Sidney Hook

Part of a Series on the Philosophy of History

Nick Nielsen
4 min readDec 20, 2021
Sidney Hook (20 December 1902–12 July 1989)

Today is the 119th anniversary of the birth of Sidney Hook (20 December 1902–12 July 1989), who was born on this date in 1902.

It is interesting to note that the Wikipedia entry for Sidney Hook explicitly identifies him as a philosopher of history, while other philosophers who had more to say about history are not so identified, but that is neither here nor there. Like many intellectuals of his generation, Hook went through a Marxist period, and while he eventually became critical of Marxism, the influence of Marx remained in his thought. Also typical of many intellectuals in his generation, he was politically involved and engaged, entering into contemporary controversies through articles in newspapers and magazines.

Sidney Hook edited a volume of conference proceedings for a philosophy of history gathering, Philosophy and History: A Symposium, published in 1963. His contribution to the symposium was “Objectivity and Reconstruction in History,” which opens with this paragraph:

“No matter what the upshot of our theoretical analysis of history turns out to be, historical judgment will continue to serve as a mainstay of our daily life. For our experience would be an incoherent extravaganza, without confidence in our memory; and memory is a primal form of historical judgment. Even when our memory turns out to be false, what we imagine the past to have been is a ground of belief as well as a cause of expectation. In this sense our very reliance upon natural events and regularities depends upon some historical memory. Nor can we plan for the future intelligently without assuming that we are in possession of some knowledge about the past.”

One essay in Hook’s The Question for Being is titled “The New Failure of Nerve,” which references Gilbert Murray’s classic work Five Stages of Greek Religion (the first edition was Four Stages of Greek Religion). Murray diagnosed a “failure of nerve” in late antiquity that led the peoples of that time to neglect public affairs in favor of private salvation. To set a sense of what Murray wanted to critique, read the famous Funeral Oration of Pericles in Thucydides’ History of the Peloponnesian War, and compare the attitudes expressed by Pericles to the attitudes expressed by the early Christian writers. The contrast is palpable. Hook thought that he saw signs in a new failure of nerve in his time, and in this essay he concludes thus:

“The new failure of nerve in contemporary culture is compounded of unwarranted hopes and unfounded beliefs. It is a desperate quest for a quick and all-inclusive faith that will save us from the trouble of thinking about difficult problems. These hopes, beliefs and faiths pretend to a knowledge which is not knowledge and to a superior insight not responsible to the checks of intelligence. The more fervently they are held the more complete will be their failure. Out of them will grow a disillusion in the possibility of intelligent human effort so profound that even if Hitler is defeated, the blight of totalitarianism may rot the culture of his enemies.”

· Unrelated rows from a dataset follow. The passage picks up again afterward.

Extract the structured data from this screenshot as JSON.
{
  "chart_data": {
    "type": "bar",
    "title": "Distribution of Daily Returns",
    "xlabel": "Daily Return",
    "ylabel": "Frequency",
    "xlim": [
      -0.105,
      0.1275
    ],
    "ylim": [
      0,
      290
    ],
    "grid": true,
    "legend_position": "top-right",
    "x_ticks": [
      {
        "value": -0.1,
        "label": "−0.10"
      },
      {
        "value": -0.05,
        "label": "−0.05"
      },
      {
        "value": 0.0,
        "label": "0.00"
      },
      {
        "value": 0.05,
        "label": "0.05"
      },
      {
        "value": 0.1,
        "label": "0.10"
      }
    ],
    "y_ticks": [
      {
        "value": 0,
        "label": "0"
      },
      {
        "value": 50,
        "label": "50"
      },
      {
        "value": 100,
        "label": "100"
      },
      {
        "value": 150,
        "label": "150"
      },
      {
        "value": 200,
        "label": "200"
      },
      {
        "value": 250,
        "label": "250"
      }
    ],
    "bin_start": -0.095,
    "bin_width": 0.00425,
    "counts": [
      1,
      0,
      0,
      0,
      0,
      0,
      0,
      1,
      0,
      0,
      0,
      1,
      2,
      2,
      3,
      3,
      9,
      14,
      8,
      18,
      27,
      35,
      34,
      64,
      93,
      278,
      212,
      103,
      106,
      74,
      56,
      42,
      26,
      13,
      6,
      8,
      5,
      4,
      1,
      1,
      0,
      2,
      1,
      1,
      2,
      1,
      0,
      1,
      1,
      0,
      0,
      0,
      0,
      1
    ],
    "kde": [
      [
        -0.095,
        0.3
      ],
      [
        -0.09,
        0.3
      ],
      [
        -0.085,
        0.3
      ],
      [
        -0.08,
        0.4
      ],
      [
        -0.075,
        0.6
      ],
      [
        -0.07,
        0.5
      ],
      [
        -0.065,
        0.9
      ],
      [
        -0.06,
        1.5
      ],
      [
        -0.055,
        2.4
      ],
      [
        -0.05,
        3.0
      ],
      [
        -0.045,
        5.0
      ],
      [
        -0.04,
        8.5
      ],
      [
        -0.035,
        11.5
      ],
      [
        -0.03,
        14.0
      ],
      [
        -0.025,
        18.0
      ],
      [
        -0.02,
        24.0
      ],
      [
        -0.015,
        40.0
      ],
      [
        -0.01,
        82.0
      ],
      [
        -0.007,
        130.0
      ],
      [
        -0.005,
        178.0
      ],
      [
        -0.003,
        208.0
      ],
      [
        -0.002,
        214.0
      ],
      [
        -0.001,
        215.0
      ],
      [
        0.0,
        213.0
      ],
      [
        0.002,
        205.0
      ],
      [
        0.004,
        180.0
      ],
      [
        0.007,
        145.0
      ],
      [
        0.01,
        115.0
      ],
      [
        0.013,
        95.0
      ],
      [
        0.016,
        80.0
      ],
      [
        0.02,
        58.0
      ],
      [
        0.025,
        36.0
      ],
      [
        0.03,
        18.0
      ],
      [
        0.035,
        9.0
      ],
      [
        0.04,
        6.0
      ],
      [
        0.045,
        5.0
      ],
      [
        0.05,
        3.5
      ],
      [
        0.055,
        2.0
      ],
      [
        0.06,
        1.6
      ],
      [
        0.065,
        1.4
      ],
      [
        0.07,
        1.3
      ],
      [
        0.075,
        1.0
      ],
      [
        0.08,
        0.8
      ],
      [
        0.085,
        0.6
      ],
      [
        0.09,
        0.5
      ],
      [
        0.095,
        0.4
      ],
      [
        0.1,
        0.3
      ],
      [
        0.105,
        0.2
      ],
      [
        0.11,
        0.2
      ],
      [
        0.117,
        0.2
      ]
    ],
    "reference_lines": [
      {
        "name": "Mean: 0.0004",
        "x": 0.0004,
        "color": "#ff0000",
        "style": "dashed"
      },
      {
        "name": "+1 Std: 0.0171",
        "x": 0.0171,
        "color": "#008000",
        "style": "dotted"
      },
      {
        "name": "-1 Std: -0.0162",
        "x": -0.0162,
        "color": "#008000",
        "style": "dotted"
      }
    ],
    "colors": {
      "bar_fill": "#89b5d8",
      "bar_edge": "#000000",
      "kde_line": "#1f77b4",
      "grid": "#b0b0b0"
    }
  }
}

Much of this essay is a critique of the work of Reinhold Niebuhr. In the middle of the twentieth century Niebuhr was a force to be reckoned with, being perhaps the most influential theologian to write on the philosophy of history. (William Dray’s widely available textbook Philosophy of History devotes a chapter to Niebuhr.) Hook’s Pragmatism and the Tragic Sense of Life includes another essay critiquing Niebuhr, “The Moral Vision of Reinhold Niebuhr.” This book also includes two essays of particular relevance to the philosophy of history, “Intelligence and Evil in Human History” and “On Historical Understanding.” The latter reads like a review of Popper’s The Poverty of Historicism (which is perhaps how it was originally published), and the essay leads with an epigraph from a different work by Popper, The Open Society and Its Enemies:

“Indeed, it is necessary to recognize as one of the principles of any unprejudiced view of politics that everything is possible in human affairs.”

Of this epigraph Hook wrote:

“…one of the marks of sanity is the realization that not everything can happen in nature. Wishes cannot be ridden like horses and pious thoughts cannot turn away flying missiles. If it is false that everything can happen in nature, it is also false that everything can happen in human affairs because all human affairs depend upon regularities in natural affairs. We must therefore conclude it is one of the principles of any sane view of politics to disbelieve that everything is possible in human affairs. And Popper himself in his less splenetic moods must agree with this. For otherwise everything he says about the desirability and practicability of piecemeal social engineering is nonsense.”

One can read in Hook’s engagements with Popper and Niebuhr his forthright approach to problems in the philosophy of history that touch on practical issues of the day in which everyone feels they have a certain stake. In this sense, Hook’s philosophy of history is what I have previously called a practical philosophy of history.